Jags Fans Must Be Patient

The jury is out and will remain sequestered for the next five months until Aaron Kampman takes to the practice field for live contact for the first time since his December surgery to repair his torn ACL that he suffered on Nov. 22 against San Francisco.

That season-ending injury is now the concern of the Jaguars staff, fellow teammates and fans who are hopeful that Kampman can be the answer to the team's woeful sack production last season. That was when the Jaguars recorded just 14 total team sacks, the fewest the league and the fifth lowest mark in NFL history.

That low total may have turned into a Jaguars selling point as Kampman indicated he did his homework before deciding which team he would continue his career with.

"I did a lot of research about all the different teams that needed defensive ends," he said. "It (Jacksonville) was one team that needed a defensive end. When the offer came to come down for a visit, (I) wanted to see what Jacksonville was all about.
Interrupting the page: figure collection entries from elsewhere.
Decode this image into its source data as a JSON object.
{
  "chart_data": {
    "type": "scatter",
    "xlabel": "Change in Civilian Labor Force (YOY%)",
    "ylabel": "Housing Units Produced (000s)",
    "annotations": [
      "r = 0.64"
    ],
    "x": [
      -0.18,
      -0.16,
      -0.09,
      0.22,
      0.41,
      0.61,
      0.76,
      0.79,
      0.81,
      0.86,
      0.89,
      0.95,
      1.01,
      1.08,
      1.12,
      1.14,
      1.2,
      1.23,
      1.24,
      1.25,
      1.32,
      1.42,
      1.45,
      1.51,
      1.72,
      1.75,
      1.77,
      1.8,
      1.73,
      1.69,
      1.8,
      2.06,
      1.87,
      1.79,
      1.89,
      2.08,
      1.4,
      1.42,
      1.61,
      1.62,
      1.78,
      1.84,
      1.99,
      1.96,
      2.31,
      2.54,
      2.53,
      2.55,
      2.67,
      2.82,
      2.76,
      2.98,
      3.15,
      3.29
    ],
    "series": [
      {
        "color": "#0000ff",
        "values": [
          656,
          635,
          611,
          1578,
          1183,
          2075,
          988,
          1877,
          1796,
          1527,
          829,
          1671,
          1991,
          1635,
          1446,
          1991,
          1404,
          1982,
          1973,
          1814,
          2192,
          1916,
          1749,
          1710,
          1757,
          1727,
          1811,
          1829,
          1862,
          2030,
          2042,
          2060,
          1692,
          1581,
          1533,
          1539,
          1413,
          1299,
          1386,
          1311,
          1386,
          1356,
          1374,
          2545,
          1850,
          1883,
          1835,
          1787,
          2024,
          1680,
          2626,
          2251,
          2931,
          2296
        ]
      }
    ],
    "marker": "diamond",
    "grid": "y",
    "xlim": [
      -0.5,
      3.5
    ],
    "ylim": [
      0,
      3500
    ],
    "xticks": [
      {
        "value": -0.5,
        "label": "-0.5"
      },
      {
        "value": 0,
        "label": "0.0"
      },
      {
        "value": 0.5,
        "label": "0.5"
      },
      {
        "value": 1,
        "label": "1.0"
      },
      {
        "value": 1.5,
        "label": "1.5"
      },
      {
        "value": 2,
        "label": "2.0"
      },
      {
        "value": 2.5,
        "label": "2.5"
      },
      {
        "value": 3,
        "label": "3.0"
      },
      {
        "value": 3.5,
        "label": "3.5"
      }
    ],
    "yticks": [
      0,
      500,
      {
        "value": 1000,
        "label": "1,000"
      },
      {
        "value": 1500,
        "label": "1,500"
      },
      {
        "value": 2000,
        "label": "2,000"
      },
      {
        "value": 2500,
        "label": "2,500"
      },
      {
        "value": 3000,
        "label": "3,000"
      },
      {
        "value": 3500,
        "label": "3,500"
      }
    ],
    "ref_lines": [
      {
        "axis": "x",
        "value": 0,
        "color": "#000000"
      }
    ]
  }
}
Over time, through the interview process, it grew on us.

"We said this (Jacksonville) is definitely something we could see ourselves fitting in."

Kampman, a 6-foot-4, 262-pound end who will enter his ninth NFL season, was lured away from the Green Bay Packers where he spent eight seasons. He started 104 of the 112 games he played in and was a two-time Pro Bowl selection in 2006 and '07. In 2006 he led the NFC and ranked second in the NFL with a career-high 15.5 sacks along with a career-high 113 tackles.

It's isn't often that one player can record more sacks in a single season than an entire team, but that' the case here if you compare Kampman's total from 2006 against what the Jaguars did a year ago. And that's why the team went after him, and went after him hard when free agency opened.

They invited him to town on a Friday and kept him involved with discussions through the early hours on Sunday before the two sides agreed to a $26 million contract that calls for $11 million up front. Based on what Kampman did prior to last year, he's worth the money the Jaguars invested in him.

Based on the fact he's coming off his worse season (3.5 sacks in nine games) since 2003, the fact that he's now 30 and that he's still recuperating from the surgery, signing Kampman to such a lucrative contract could be termed a gamble. But that's not how the former University of Iowa standout is looking at things.

"My knee is great; I'm very encouraged by it," he said. "It was a clean injury. Sitting in the MRI tube before we knew, looking at the MRI after it happened, I was very encouraged with how things are progressing.

"I can't tell you how good it's been. I'm excited about getting back and being 100 percent. It has come along very well."